El gestor es el mismo que en verano, David Bosch, de 40 años, quien hace ocho años decidió «cambiar de aires» dejando su Cataluña natal para instalarse en el pueblo del que procede su familia en el que había pasado las fiestas y vacaciones de su infancia y juventud. Anteriormente, había trabajado en hostelería en diversas ciudades catalanas así que decidió aplicar sus conocimientos gestionando su propio negocio en su pueblo. El bar hizo que el pasado verano Mazaleón ganara un nuevo vecino, uno de sus hermanos, Sergi, que dejó Segur de Calafell (Tarragona) para «probar».
La propuesta de David fue todo un éxito y desde hoy quiere replicarla después de unos días de mucho trabajo poniendo a punto el local. El hostelero incide en que lo que quiere es «dar servicio al pueblo» y también a las personas de fuera que recalen en la localidad por trabajo u ocio. «Fue espectacular la respuesta, hicimos algo muy bonito. El bar estuvo lleno casi todos los días.

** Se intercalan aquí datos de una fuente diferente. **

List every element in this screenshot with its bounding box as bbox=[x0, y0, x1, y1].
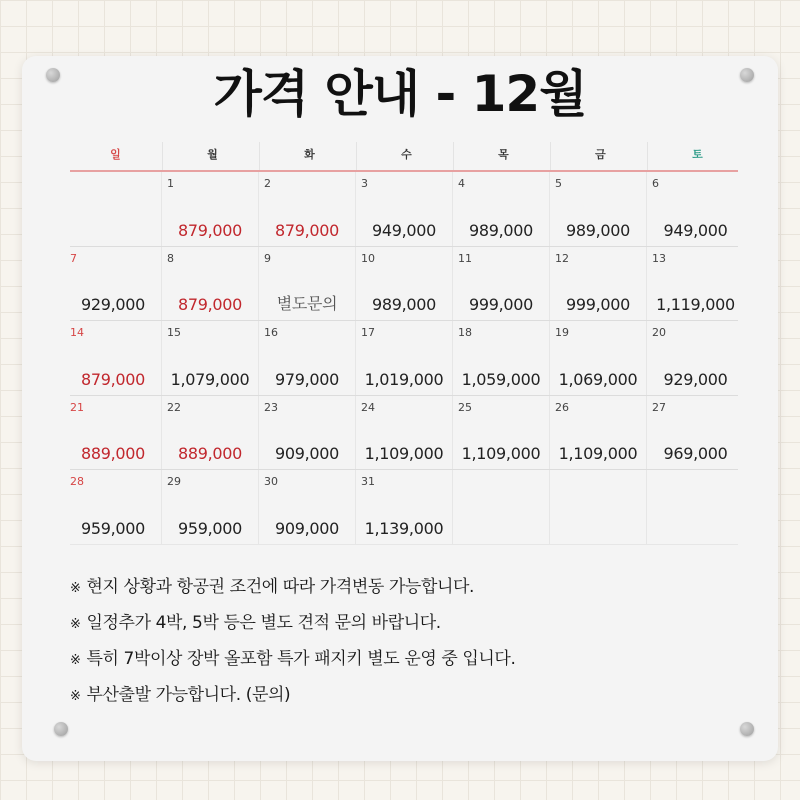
pin-bottom-right-icon bbox=[740, 722, 754, 736]
calendar-week bbox=[70, 172, 738, 247]
day-number: 31 bbox=[361, 475, 375, 488]
calendar-day bbox=[356, 396, 453, 469]
calendar-day bbox=[453, 321, 550, 395]
day-price: 949,000 bbox=[663, 221, 728, 240]
calendar-week bbox=[70, 321, 738, 396]
day-number: 29 bbox=[167, 475, 181, 488]
weekday-label: 수 bbox=[401, 148, 412, 161]
weekday-divider bbox=[453, 142, 454, 170]
calendar-day bbox=[550, 321, 647, 395]
day-price: 989,000 bbox=[468, 221, 534, 240]
day-price: 909,000 bbox=[274, 519, 340, 538]
calendar-day bbox=[356, 470, 453, 544]
calendar-day bbox=[162, 247, 259, 320]
day-number: 26 bbox=[555, 401, 569, 414]
day-price: 1,119,000 bbox=[656, 295, 735, 314]
day-price: 999,000 bbox=[468, 295, 534, 314]
day-number: 30 bbox=[264, 475, 278, 488]
calendar-empty-day bbox=[647, 470, 744, 544]
day-number: 9 bbox=[264, 252, 271, 265]
day-price: 별도문의 bbox=[276, 294, 338, 313]
calendar-day bbox=[550, 247, 647, 320]
reference-mark-icon: ※ bbox=[70, 617, 81, 632]
day-price: 1,109,000 bbox=[558, 444, 638, 463]
calendar-day bbox=[259, 470, 356, 544]
calendar-day bbox=[162, 321, 259, 395]
day-price: 1,109,000 bbox=[461, 444, 541, 463]
day-number: 20 bbox=[652, 326, 666, 339]
reference-mark-icon: ※ bbox=[70, 581, 81, 596]
calendar-day bbox=[162, 172, 259, 246]
weekday-label: 목 bbox=[498, 148, 509, 161]
calendar-day bbox=[259, 247, 356, 320]
day-number: 10 bbox=[361, 252, 375, 265]
calendar-empty-day bbox=[550, 470, 647, 544]
day-price: 989,000 bbox=[371, 295, 437, 314]
calendar-day bbox=[356, 247, 453, 320]
day-price: 929,000 bbox=[80, 295, 146, 314]
day-price: 889,000 bbox=[80, 444, 146, 463]
calendar-day bbox=[647, 247, 744, 320]
day-number: 16 bbox=[264, 326, 278, 339]
day-number: 11 bbox=[458, 252, 472, 265]
day-number: 25 bbox=[458, 401, 472, 414]
day-price: 979,000 bbox=[274, 370, 340, 389]
calendar-day bbox=[647, 396, 744, 469]
calendar-day bbox=[647, 172, 744, 246]
day-number: 22 bbox=[167, 401, 181, 414]
day-number: 8 bbox=[167, 252, 174, 265]
calendar-day bbox=[65, 396, 162, 469]
price-calendar bbox=[70, 142, 738, 545]
weekday-divider bbox=[356, 142, 357, 170]
calendar-day bbox=[65, 247, 162, 320]
day-price: 879,000 bbox=[177, 221, 243, 240]
day-price: 959,000 bbox=[80, 519, 146, 538]
weekday-divider bbox=[647, 142, 648, 170]
day-number: 18 bbox=[458, 326, 472, 339]
day-number: 4 bbox=[458, 177, 465, 190]
day-number: 19 bbox=[555, 326, 569, 339]
day-price: 989,000 bbox=[565, 221, 631, 240]
day-number: 3 bbox=[361, 177, 368, 190]
day-number: 15 bbox=[167, 326, 181, 339]
calendar-day bbox=[453, 172, 550, 246]
day-price: 879,000 bbox=[177, 295, 243, 314]
calendar-empty-day bbox=[453, 470, 550, 544]
day-price: 929,000 bbox=[663, 370, 728, 389]
day-price: 1,019,000 bbox=[364, 370, 444, 389]
day-price: 1,079,000 bbox=[170, 370, 250, 389]
calendar-day bbox=[65, 321, 162, 395]
day-number: 27 bbox=[652, 401, 666, 414]
day-number: 2 bbox=[264, 177, 271, 190]
pin-bottom-left-icon bbox=[54, 722, 68, 736]
calendar-week bbox=[70, 247, 738, 321]
weekday-label: 월 bbox=[207, 148, 218, 161]
calendar-day bbox=[453, 247, 550, 320]
day-number: 1 bbox=[167, 177, 174, 190]
day-number: 24 bbox=[361, 401, 375, 414]
weekday-divider bbox=[550, 142, 551, 170]
note-item bbox=[70, 570, 750, 606]
page-title: 가격 안내 - 12월 bbox=[213, 65, 587, 123]
day-price: 879,000 bbox=[274, 221, 340, 240]
day-price: 959,000 bbox=[177, 519, 243, 538]
day-price: 949,000 bbox=[371, 221, 437, 240]
calendar-day bbox=[65, 470, 162, 544]
calendar-empty-day bbox=[65, 172, 162, 246]
day-number: 28 bbox=[70, 475, 84, 488]
calendar-day bbox=[162, 470, 259, 544]
day-number: 5 bbox=[555, 177, 562, 190]
day-number: 6 bbox=[652, 177, 659, 190]
notes-list bbox=[70, 570, 750, 714]
note-text: 부산출발 가능합니다. (문의) bbox=[86, 685, 291, 705]
day-price: 1,059,000 bbox=[461, 370, 541, 389]
day-price: 1,109,000 bbox=[364, 444, 444, 463]
day-number: 17 bbox=[361, 326, 375, 339]
calendar-day bbox=[550, 172, 647, 246]
calendar-week bbox=[70, 396, 738, 470]
calendar-day bbox=[356, 321, 453, 395]
reference-mark-icon: ※ bbox=[70, 653, 81, 668]
note-text: 현지 상황과 항공권 조건에 따라 가격변동 가능합니다. bbox=[86, 577, 475, 597]
day-number: 21 bbox=[70, 401, 84, 414]
calendar-day bbox=[356, 172, 453, 246]
note-item bbox=[70, 642, 750, 678]
calendar-day bbox=[550, 396, 647, 469]
weekday-divider bbox=[162, 142, 163, 170]
calendar-day bbox=[259, 321, 356, 395]
calendar-day bbox=[453, 396, 550, 469]
day-number: 13 bbox=[652, 252, 666, 265]
day-price: 879,000 bbox=[80, 370, 146, 389]
note-item bbox=[70, 678, 750, 714]
calendar-day bbox=[259, 172, 356, 246]
calendar-week bbox=[70, 470, 738, 545]
day-price: 969,000 bbox=[663, 444, 728, 463]
weekday-label: 토 bbox=[692, 148, 703, 161]
weekday-label: 일 bbox=[110, 148, 121, 161]
day-number: 14 bbox=[70, 326, 84, 339]
day-number: 7 bbox=[70, 252, 77, 265]
note-text: 특히 7박이상 장박 올포함 특가 패지키 별도 운영 중 입니다. bbox=[86, 649, 516, 669]
day-price: 999,000 bbox=[565, 295, 631, 314]
day-price: 889,000 bbox=[177, 444, 243, 463]
day-price: 1,139,000 bbox=[364, 519, 444, 538]
day-price: 909,000 bbox=[274, 444, 340, 463]
day-number: 12 bbox=[555, 252, 569, 265]
weekday-label: 화 bbox=[304, 148, 315, 161]
weekday-label: 금 bbox=[595, 148, 606, 161]
calendar-day bbox=[162, 396, 259, 469]
weekday-divider bbox=[259, 142, 260, 170]
calendar-day bbox=[259, 396, 356, 469]
day-number: 23 bbox=[264, 401, 278, 414]
day-price: 1,069,000 bbox=[558, 370, 638, 389]
note-text: 일정추가 4박, 5박 등은 별도 견적 문의 바랍니다. bbox=[86, 613, 441, 633]
note-item bbox=[70, 606, 750, 642]
weekday-header bbox=[70, 142, 738, 172]
reference-mark-icon: ※ bbox=[70, 689, 81, 704]
calendar-day bbox=[647, 321, 744, 395]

En estos meses ha sido una pena porque los trabajadores de carreteras, obreros o los que acuden a hacerse un traje a medida a Toni Barceló o visitan a la empresa de maquinaria agrícola Vimar tenían que trasladarse a comer a Maella o Calaceite», apunta.
Concienciado de la importancia de consumir en el pueblo, destaca que sus proveedores son locales; y también los trabajadores que le acompañan en el negocio. Ahora comenzarán cuatro personas, pero este verano llegaron a ser siete en plantilla más David y su hermano.
David también quiere organizar propuestas de ocio diferentes: noches temáticas, ‘tardeos’, fiestas y espectáculos de humor o de magia. El pasado verano programó un monólogo y tenía intención de llevar a Mazaleón más actividades, pero el «aluvión» de trabajo le «desbordó». Respecto a la comida, se seguirá la misma línea con bocadillos, hamburguesas, pizzas y tapas caseras que intentarán ir implementando la carta con arroces y ensaladas, entre otros.